Voleur, un peu, infatigable marcheur et aventurier, surtout, Jean-Baptiste Janisset parcours la France et le monde à la recherche d’objets cultuels et patrimoniaux, de « témoins », dit-il, de ce qui fédère les espaces traversés : leurs histoires, leurs mémoires, leurs croyances. Avec ou sans autorisation, il les badigeonne de vinamold ou d’argile, pour en conserver les empruntes, qu’il appelle des « révélations ». Le geste est rapide, la prise imparfaite ; « ce que ces témoins veulent bien me donner ». De ces moules, enfin, Jean-baptiste Janisset réalise les positifs, des mues grossières, difformes. Des « stigmates », qu’il expose ensuite en des compositions syncrétiques, pop et colorées, associant là les pieds et un détail du mouton tirés d’un Saint Jean-Baptiste de la cathédrale de Nantes, des motifs de soleil venant d’une église à Bastia, une tête de lion prise à Marseille, des os de mouton moulés lors de la fête de l’Aid en Algérie (Saint Jean- Baptiste, 2018).
Des théoriciens comme Daniel Sibony ou Isy Morgensztern, en exhumant les fondements communs de religions diverses, opèrent des rapprochements, des conciliations. Jean- Baptiste Janisset l’incarne autrement : « Je crois à tout, assure ce dernier.
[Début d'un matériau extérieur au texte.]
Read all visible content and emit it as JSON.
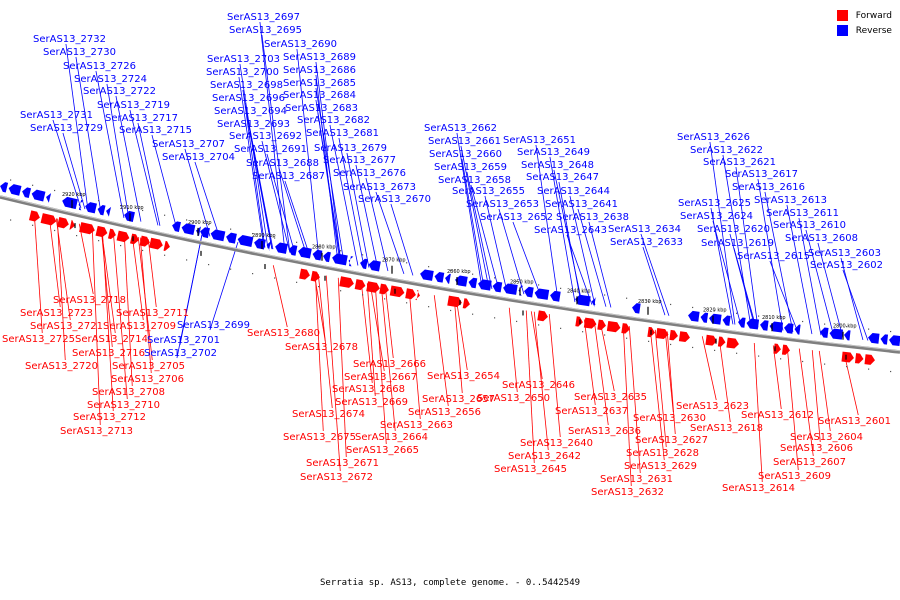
{
  "caption": "Serratia sp. AS13, complete genome. - 0..5442549",
  "legend": [
    {
      "label": "Forward",
      "color": "#ff0000"
    },
    {
      "label": "Reverse",
      "color": "#0000ff"
    }
  ],
  "colors": {
    "forward": "#ff0000",
    "reverse": "#0000ff",
    "backbone": "#7f7f7f"
  },
  "ticks": [
    "2920 kbp",
    "2910 kbp",
    "2900 kbp",
    "2890 kbp",
    "2880 kbp",
    "2870 kbp",
    "2860 kbp",
    "2850 kbp",
    "2840 kbp",
    "2830 kbp",
    "2820 kbp",
    "2810 kbp",
    "2800 kbp"
  ],
  "reverse_labels": [
    "SerAS13_2732",
    "SerAS13_2730",
    "SerAS13_2726",
    "SerAS13_2724",
    "SerAS13_2722",
    "SerAS13_2719",
    "SerAS13_2717",
    "SerAS13_2715",
    "SerAS13_2731",
    "SerAS13_2729",
    "SerAS13_2697",
    "SerAS13_2695",
    "SerAS13_2690",
    "SerAS13_2689",
    "SerAS13_2703",
    "SerAS13_2686",
    "SerAS13_2700",
    "SerAS13_2685",
    "SerAS13_2698",
    "SerAS13_2684",
    "SerAS13_2696",
    "SerAS13_2683",
    "SerAS13_2694",
    "SerAS13_2682",
    "SerAS13_2693",
    "SerAS13_2681",
    "SerAS13_2692",
    "SerAS13_2679",
    "SerAS13_2707",
    "SerAS13_2691",
    "SerAS13_2677",
    "SerAS13_2704",
    "SerAS13_2688",
    "SerAS13_2676",
    "SerAS13_2687",
    "SerAS13_2673",
    "SerAS13_2670",
    "SerAS13_2662",
    "SerAS13_2661",
    "SerAS13_2660",
    "SerAS13_2659",
    "SerAS13_2658",
    "SerAS13_2655",
    "SerAS13_2653",
    "SerAS13_2652",
    "SerAS13_2651",
    "SerAS13_2649",
    "SerAS13_2648",
    "SerAS13_2647",
    "SerAS13_2644",
    "SerAS13_2641",
    "SerAS13_2638",
    "SerAS13_2643",
    "SerAS13_2634",
    "SerAS13_2633",
    "SerAS13_2626",
    "SerAS13_2622",
    "SerAS13_2621",
    "SerAS13_2617",
    "SerAS13_2616",
    "SerAS13_2625",
    "SerAS13_2613",
    "SerAS13_2624",
    "SerAS13_2611",
    "SerAS13_2620",
    "SerAS13_2610",
    "SerAS13_2619",
    "SerAS13_2608",
    "SerAS13_2615",
    "SerAS13_2603",
    "SerAS13_2602",
    "SerAS13_2699",
    "SerAS13_2701",
    "SerAS13_2702"
  ],
  "forward_labels": [
    "SerAS13_2718",
    "SerAS13_2723",
    "SerAS13_2711",
    "SerAS13_2721",
    "SerAS13_2709",
    "SerAS13_2725",
    "SerAS13_2714",
    "SerAS13_2716",
    "SerAS13_2720",
    "SerAS13_2705",
    "SerAS13_2706",
    "SerAS13_2708",
    "SerAS13_2710",
    "SerAS13_2712",
    "SerAS13_2713",
    "SerAS13_2680",
    "SerAS13_2678",
    "SerAS13_2666",
    "SerAS13_2667",
    "SerAS13_2668",
    "SerAS13_2669",
    "SerAS13_2674",
    "SerAS13_2663",
    "SerAS13_2675",
    "SerAS13_2664",
    "SerAS13_2665",
    "SerAS13_2671",
    "SerAS13_2672",
    "SerAS13_2654",
    "SerAS13_2657",
    "SerAS13_2656",
    "SerAS13_2646",
    "SerAS13_2650",
    "SerAS13_2635",
    "SerAS13_2637",
    "SerAS13_2630",
    "SerAS13_2636",
    "SerAS13_2640",
    "SerAS13_2627",
    "SerAS13_2642",
    "SerAS13_2628",
    "SerAS13_2645",
    "SerAS13_2629",
    "SerAS13_2631",
    "SerAS13_2632",
    "SerAS13_2623",
    "SerAS13_2618",
    "SerAS13_2612",
    "SerAS13_2601",
    "SerAS13_2604",
    "SerAS13_2606",
    "SerAS13_2607",
    "SerAS13_2609",
    "SerAS13_2614"
  ]
}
Ensemble, ces sculptures écrivent une histoire, un éveil syncrétique (…) Elles portent en elles le contexte de leur production et de leur circulation. Elles ne sont pas le résultat d’une appropriation culturelle mais d’échanges, de rencontres, dont elles sont la matérialisation. » Au Bénin, un prêtre du Fâ intervient systématiquement pour autoriser ses prélèvements. Au Sénégal il se prépare, dans le cadre d’un prochain projet et sur invitation d’un ami marabout, à prendre part au Magal de Touba, qui commémore le retour d’un chef religieux exilé par les autorités coloniales françaises au début du XXe siècle. « J’ai la volonté d’ouvrir des espaces », conclut Jean-Baptiste Janisset.
En France, il a pu le faire avec moins de précautions, et littéralement. Encore étudiant aux Beaux-Arts de Nantes, il s’est introduit sans autorisation dans le musée des Beaux-Arts en rénovation pour y exposer son emprunte monumentale du blason de la ville, telle une peau marquée par son passé colonial (Bonne et due forme, 2016). Dans la même ville, il a ouvert un squat devenu un artist-run space dynamique : le Mutatio. De moins en moins pirate, de plus en plus subtil, Jean-Baptiste Janisset n’en continue pas moins de manipuler totems. Et tabous.